America's Rise To Power

It is not a new notion that America rose to world domination on the backs of the less fortunate, such as Native Americans and slaves. Before the Civil War, legislation like the Dred Scott case and the Kansas-Nebraska Act mandated white's control over slaves and slavery, allowing the Southern states to continue a policy that had been banned in the North. The South grew wealthy by exporting cotton and other materials that were farmed by slave labor, and even after the war, when the slaves were freed, they continued to be subjugated by Jim Crow laws and other means to keep them "in their place" on the bottom rung of society.

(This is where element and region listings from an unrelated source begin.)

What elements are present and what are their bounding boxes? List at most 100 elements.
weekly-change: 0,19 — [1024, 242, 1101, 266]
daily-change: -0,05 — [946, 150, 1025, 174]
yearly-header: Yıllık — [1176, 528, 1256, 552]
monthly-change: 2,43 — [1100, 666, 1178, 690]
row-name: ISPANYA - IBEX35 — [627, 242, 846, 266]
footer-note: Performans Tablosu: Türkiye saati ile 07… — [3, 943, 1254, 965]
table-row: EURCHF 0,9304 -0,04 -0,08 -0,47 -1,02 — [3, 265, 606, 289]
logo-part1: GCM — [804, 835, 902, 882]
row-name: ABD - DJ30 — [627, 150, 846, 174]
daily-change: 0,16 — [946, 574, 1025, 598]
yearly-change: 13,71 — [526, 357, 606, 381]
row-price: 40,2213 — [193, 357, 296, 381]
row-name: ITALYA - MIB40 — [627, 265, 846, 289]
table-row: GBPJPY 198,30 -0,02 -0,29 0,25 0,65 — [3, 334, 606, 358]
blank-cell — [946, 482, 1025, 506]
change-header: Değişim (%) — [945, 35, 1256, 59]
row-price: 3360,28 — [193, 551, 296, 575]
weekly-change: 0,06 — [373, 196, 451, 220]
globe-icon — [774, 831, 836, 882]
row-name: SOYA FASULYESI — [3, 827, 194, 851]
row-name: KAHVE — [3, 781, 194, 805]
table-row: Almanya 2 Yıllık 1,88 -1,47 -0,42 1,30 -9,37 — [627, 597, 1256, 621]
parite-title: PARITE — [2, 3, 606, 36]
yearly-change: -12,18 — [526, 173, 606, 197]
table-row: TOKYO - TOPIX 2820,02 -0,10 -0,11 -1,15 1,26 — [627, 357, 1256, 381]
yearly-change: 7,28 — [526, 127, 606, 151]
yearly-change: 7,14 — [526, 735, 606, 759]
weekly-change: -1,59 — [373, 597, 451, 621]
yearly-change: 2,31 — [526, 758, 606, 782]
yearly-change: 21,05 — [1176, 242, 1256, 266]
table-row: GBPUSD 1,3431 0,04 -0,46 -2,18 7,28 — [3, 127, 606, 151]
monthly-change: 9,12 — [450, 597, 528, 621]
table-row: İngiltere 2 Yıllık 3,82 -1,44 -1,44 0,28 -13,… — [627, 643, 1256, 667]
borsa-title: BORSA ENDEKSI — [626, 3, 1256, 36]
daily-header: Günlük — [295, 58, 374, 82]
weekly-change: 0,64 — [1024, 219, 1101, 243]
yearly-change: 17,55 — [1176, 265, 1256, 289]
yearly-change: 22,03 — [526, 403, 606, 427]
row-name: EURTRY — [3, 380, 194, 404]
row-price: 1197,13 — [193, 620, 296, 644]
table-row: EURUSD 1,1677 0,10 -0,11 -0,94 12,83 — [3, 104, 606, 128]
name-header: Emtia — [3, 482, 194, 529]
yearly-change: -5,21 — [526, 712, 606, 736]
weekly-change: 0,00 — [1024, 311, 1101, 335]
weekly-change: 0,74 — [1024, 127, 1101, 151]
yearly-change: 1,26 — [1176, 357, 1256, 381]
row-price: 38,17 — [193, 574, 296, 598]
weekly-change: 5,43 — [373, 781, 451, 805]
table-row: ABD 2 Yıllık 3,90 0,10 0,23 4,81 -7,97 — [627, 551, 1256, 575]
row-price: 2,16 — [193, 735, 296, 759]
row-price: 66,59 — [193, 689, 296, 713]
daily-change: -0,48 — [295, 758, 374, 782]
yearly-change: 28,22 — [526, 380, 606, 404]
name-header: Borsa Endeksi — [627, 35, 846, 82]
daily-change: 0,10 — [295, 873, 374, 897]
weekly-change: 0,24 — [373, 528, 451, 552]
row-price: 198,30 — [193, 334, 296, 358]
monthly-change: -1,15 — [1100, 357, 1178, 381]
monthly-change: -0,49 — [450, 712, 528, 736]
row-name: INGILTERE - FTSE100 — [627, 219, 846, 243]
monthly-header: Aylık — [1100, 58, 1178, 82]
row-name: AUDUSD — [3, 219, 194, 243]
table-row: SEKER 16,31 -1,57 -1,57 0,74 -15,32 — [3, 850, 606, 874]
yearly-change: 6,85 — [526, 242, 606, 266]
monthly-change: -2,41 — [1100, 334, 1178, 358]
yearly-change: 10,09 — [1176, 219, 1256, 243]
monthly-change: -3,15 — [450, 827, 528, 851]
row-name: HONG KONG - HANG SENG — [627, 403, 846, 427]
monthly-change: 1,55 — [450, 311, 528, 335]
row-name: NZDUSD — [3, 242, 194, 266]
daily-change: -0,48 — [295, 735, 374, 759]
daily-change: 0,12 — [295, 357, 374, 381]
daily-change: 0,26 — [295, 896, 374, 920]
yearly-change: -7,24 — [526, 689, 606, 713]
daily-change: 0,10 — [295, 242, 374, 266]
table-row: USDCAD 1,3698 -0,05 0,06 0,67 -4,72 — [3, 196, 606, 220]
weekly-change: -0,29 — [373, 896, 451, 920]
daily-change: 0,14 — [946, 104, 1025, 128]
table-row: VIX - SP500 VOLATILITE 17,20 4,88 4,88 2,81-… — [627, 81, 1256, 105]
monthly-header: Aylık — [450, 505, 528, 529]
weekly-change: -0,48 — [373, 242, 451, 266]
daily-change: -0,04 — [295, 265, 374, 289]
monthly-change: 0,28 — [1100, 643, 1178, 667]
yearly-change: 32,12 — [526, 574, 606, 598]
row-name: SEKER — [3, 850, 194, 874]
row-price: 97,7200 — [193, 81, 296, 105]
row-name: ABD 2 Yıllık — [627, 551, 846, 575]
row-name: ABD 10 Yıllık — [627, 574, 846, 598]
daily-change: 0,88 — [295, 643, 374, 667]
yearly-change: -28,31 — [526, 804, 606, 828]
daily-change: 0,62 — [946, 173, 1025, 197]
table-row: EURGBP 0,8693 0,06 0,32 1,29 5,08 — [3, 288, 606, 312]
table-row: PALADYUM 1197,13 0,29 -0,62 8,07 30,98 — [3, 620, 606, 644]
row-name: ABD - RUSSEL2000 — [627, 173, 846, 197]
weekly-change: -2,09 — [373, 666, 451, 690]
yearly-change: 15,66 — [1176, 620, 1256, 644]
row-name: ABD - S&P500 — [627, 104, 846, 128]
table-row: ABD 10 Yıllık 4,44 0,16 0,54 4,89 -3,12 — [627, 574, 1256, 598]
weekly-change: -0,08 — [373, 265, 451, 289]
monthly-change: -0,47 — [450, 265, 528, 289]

The Native Americans were consistently pushed from their native lands, treaties were ignored, and they were sent to reservations far from where they had lived, making it impossible to continue their way of life. The Trail of Tears is an excellent example, where the Natives were sent from the South to Oklahoma, many dieing along the way.

These policies were developed by the government, by society, and even in the courtroom. They indicated how the European settlers had little regard for minorities and their rights, and that is the foundation of the country. State's rights were an integral part of this government from the very beginning, a fact that has never wavered. State's have the right to manage their own affairs, and they always have, in an attempt to place some kind of control over government. Thomas Jefferson was a strong believer in the preservation of State's rights, and he made sure that was part of the Constitution and Washington government. This took precedence over individual rights, and that can be seen in the Declaration of Independence, which states, "all men are created equal." Clearly, that meant all "white men," because the individual rights of the slaves and the Native Americans were ignored throughout American history. America grew strong and rose to power on the backs of the minorities, and that is not fiction, it is fact.

References

Barney, William L. A Companion to 19th-Century America. Hoboken, NJ: Wiley, 2006.